What we found is that older programs that reached FIH before 2017 have tended to zoom in on selected tumors types (with skin – typically melanoma, and brain – typically GBM, most common) in part because of a focus on virus-mediated cell-killing enabled by specific viral tropism toward a given tumor tissue. As immune-stimulation has come to be seen as a dominant anti-tumor mechanism of OV therapy, potential for broader applicability across tumor types has relaxed constraints on initial studies to look for an early efficacy signal in a broader set of cancers. As a result there has been a shift from a minority to a majority of FIH studies accepting patients with a wide variety of solid tumors (Exhibit 4).
Relatedly, there has been a trend toward combination therapy, with pembrolizumab as a frequent companion therapy, further emphasizing the extent to which developers are looking to an immune-driven anti-tumor effect.

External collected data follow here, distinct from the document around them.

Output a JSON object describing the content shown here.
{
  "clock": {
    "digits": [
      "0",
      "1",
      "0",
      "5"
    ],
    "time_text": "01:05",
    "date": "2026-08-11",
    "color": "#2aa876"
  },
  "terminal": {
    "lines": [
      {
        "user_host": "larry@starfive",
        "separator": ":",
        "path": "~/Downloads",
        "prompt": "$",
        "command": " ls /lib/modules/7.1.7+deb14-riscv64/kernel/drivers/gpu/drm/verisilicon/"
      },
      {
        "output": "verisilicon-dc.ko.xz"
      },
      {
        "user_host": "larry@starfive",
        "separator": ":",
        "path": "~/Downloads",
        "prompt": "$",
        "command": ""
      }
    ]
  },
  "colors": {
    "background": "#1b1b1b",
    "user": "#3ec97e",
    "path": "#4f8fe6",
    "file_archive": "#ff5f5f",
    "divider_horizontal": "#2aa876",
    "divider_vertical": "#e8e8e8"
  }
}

Finally, the proportion of initial studies that require intratumoral administration of the OV has been decreasing – and because intratumoral injection can be a constraining factor (the tumor or its metastases must be in a location that is accessible), in many cases this will broaden patient eligibility.
Looking at the operationalization of first in human studies, we found that phase 1 trials are getting larger (pre-2017 median enrollment of 28 vs. 45 from 2017 on) and now usually involve multiple sites (Exhibit 5). This is aligned with a broader trend in oncology in which phase 1 studies are getting bigger, though the paradigm of adding multiple expansion cohorts that lead to triple (and sometime even quadruple) digit enrollment in phase 1 is not yet prevalent for OVs.

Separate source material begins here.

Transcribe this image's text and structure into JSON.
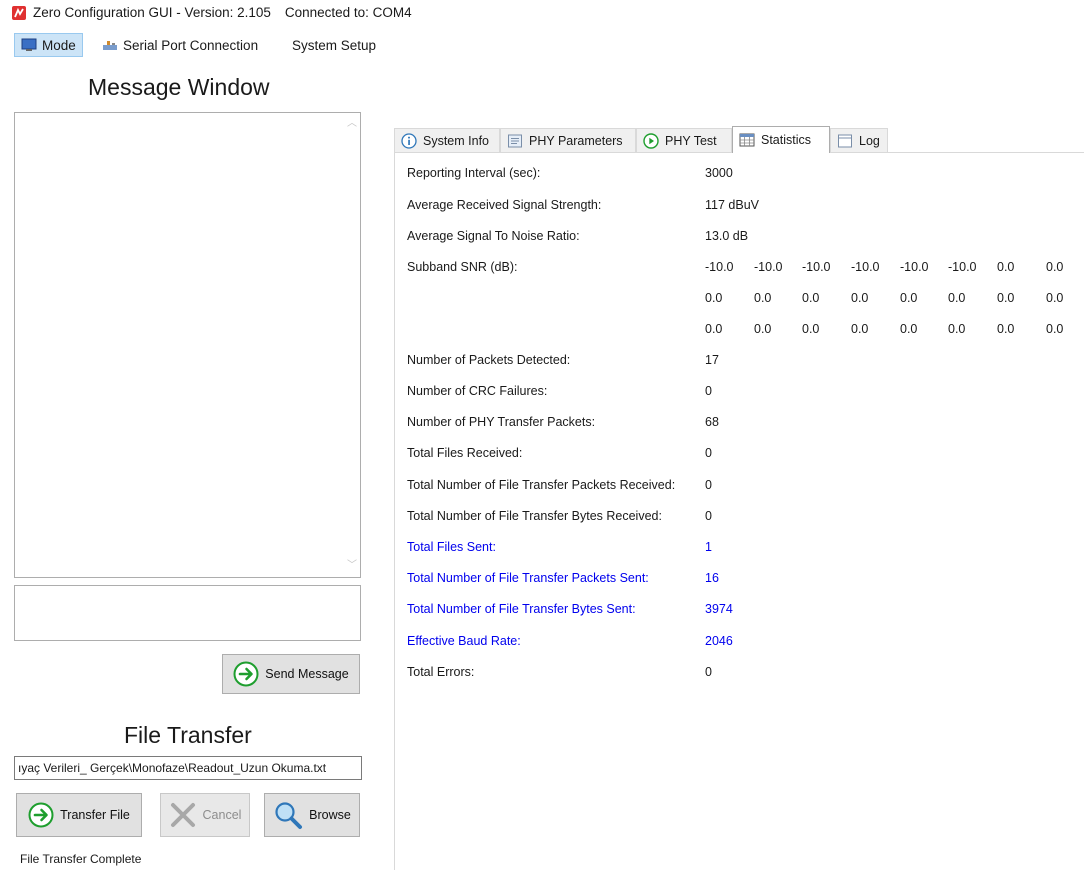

Lastly, the proportion of programs with US sites for their FIH trials has been increasing, though international activity, particularly in China remains significant. Whether this reflects the low barriers to capital in the US, regulatory positioning, competitive concerns, the need for a high-level of clinical sophistication, or a mix of all these factors is unclear.
Even relative to other new therapeutic modalities such as RNAi or gene therapy, the track record of oncolytic viruses is much more limited. There are simply not enough data points to begin to calculate transition rates and probabilities of success. However, looking at 77 programs with first in human experience, it is possible to see substantial changes that have occurred over time in the approach to OVs, particularly the increased use of an HSV backbone and the shift in focus toward an immunostimulatory mechanism of action. Unless there is a therapeutic breakthrough with a program achieving a very high level of success, we estimate that it will take roughly a 2x increase in the clinical experience base to see if these trends are truly making a difference in outcomes. At the current rate of inception of new programs, that’ll be in 5-6 years.
 Hemminki, O., Dos Santos, J. M., & Hemminki, A. (2020). Oncolytic viruses for cancer immunotherapy. Journal of hematology & oncology, 13, 1-15; Macedo, N.,… & Kaufman, H. L. (2020). Clinical landscape of oncolytic virus research in 2020. Journal for immunotherapy of cancer, 8(2); Rahman, M. M., & McFadden, G. (2021). Oncolytic viruses: newest frontier for cancer immunotherapy. Cancers, 13, 5452.
 Cervera-Carrascon, V., … & Hemminki, A. (2020). Comparison of clinically relevant oncolytic virus platforms for enhancing T cell therapy of solid tumors. Molecular Therapy-Oncolytics, 17, 47-60.